Рённ сидел с пластырем на лбу; его красный от природы нос подчеркивал живописность двух отменных синяков.

Гюнвальду Ларссону, по чести говоря, было место не на службе, а дома — вряд ли можно считать трудоспособным человека, у которого правая рука и правое колено туго перевязаны бинтами. К тому же изрядная шишка украшала его голову.

У Колльберга голова раскалывалась от боли, которую он приписывал загрязненной атмосфере на поле боя. Специальное лечение — коньяк, аспирин и супружеская ласка — помогло только отчасти.

Поскольку противник в битве не участвовал, его потери были минимальными. Правда; в квартире обнаружили и конфисковали кое-какое имущество, но даже Бульдозер Ульссон не решился бы всерьез утверждать, что утрата рулона туалетной бумаги, картона с ветошью, двух банок брусничного варенья и горы использованного белья может сколько-нибудь удручать Мальмстрёма и Мурена или затруднять их дальнейшие действия.

Без двух минут девять в кабинет ворвался и сам Бульдозер. Он уже успел с утра пораньше посетить- два важных совещания и был, что называется, на боевом взводе.

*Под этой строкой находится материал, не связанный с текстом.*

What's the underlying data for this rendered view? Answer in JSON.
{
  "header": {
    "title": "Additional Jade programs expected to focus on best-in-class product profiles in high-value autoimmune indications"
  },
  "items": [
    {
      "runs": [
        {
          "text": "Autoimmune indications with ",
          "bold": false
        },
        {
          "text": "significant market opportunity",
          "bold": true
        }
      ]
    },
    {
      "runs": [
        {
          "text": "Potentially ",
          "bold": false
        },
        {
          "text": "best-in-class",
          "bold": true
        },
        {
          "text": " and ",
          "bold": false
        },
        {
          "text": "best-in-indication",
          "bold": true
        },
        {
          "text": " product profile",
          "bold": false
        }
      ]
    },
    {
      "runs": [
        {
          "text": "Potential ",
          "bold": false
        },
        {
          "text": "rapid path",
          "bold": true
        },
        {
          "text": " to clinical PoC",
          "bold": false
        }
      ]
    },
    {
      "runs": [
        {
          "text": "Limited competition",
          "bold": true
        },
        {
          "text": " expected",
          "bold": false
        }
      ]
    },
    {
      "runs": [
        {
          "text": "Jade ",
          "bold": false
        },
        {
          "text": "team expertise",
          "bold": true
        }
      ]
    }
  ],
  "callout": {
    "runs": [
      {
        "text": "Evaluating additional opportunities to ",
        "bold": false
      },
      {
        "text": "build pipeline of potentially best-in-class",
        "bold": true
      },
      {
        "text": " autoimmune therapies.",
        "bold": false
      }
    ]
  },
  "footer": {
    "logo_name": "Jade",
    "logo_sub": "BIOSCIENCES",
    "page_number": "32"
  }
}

— Доброе утро, привет. Ну как, ребята?

Ребята отнюдь не чувствовали себя ребятами, и он не дождался», ответа.

— Что ж, вчера Рус сделал ловкий ход, но не будем из-за этого вешать нос. Скажем так, мы проиграли пешку-другую и потеряли темп.

— А по-моему, это детский мат, — возразил Колльберг.

— Но теперь наш ход, — продолжал Бульдозер. — Тащите сюда Мауритсона, мы ему пульс пощупаем! Он кое-что держит про запас. И он трусит, уважаемые господа, еще как трусит! Знает, что теперь Мальмстрём и Мурен не дадут ему спуска. Отпустить его сейчас — значит оказать ему медвежью услугу. И он это понимает.

Рённ, Колльберг и Гюнвальд Ларссон уставились воспаленными глазами на своего вождя. Перспектива снова что-то затевать по указке Мауритсона им нисколько не улыбалась.

Бульдозер критически оглядел их; его глаза тоже были воспалены, веки опухли.

— Знаете, ребята, о чем я подумал сегодня ночью? Не лучше ли впредь для таких операций, вроде вчерашней, использовать более свежие и молодые силы? Как по-вашему? — Помолчав, он добавил: — А то ведь как-то несолидно получается, когда пожилые, степенные люди, ответственные работники бегают, палят из пистолетов, куролесят...

Гюнвальд Ларссоц глубоко вздохнул и поник, словно ему вонзили нож в спину.

«А что, — подумал Колльберг, — ведь так оно и есть. — Но тут же возмутился: — Как он сказал? Пожилые?.. Степенные?..»

Рённ что-то пробормотал.

— Что ты говоришь, Эйнар? — приветливо спросил Бульдозер.

— Да нет, я только хотел сказать, что не мы стреляли.

— Возможно, — согласился Бульдозер. — Возможно. Ну все, хватит киснуть. Мауритсона сюда!

Мауритсон провел ночь в камере, правда, с большим комфортом, чем рядовые арестанты. Ему выделили персональную парашу, он даже одеяло получил, и надзиратель предложил ему стакан воды.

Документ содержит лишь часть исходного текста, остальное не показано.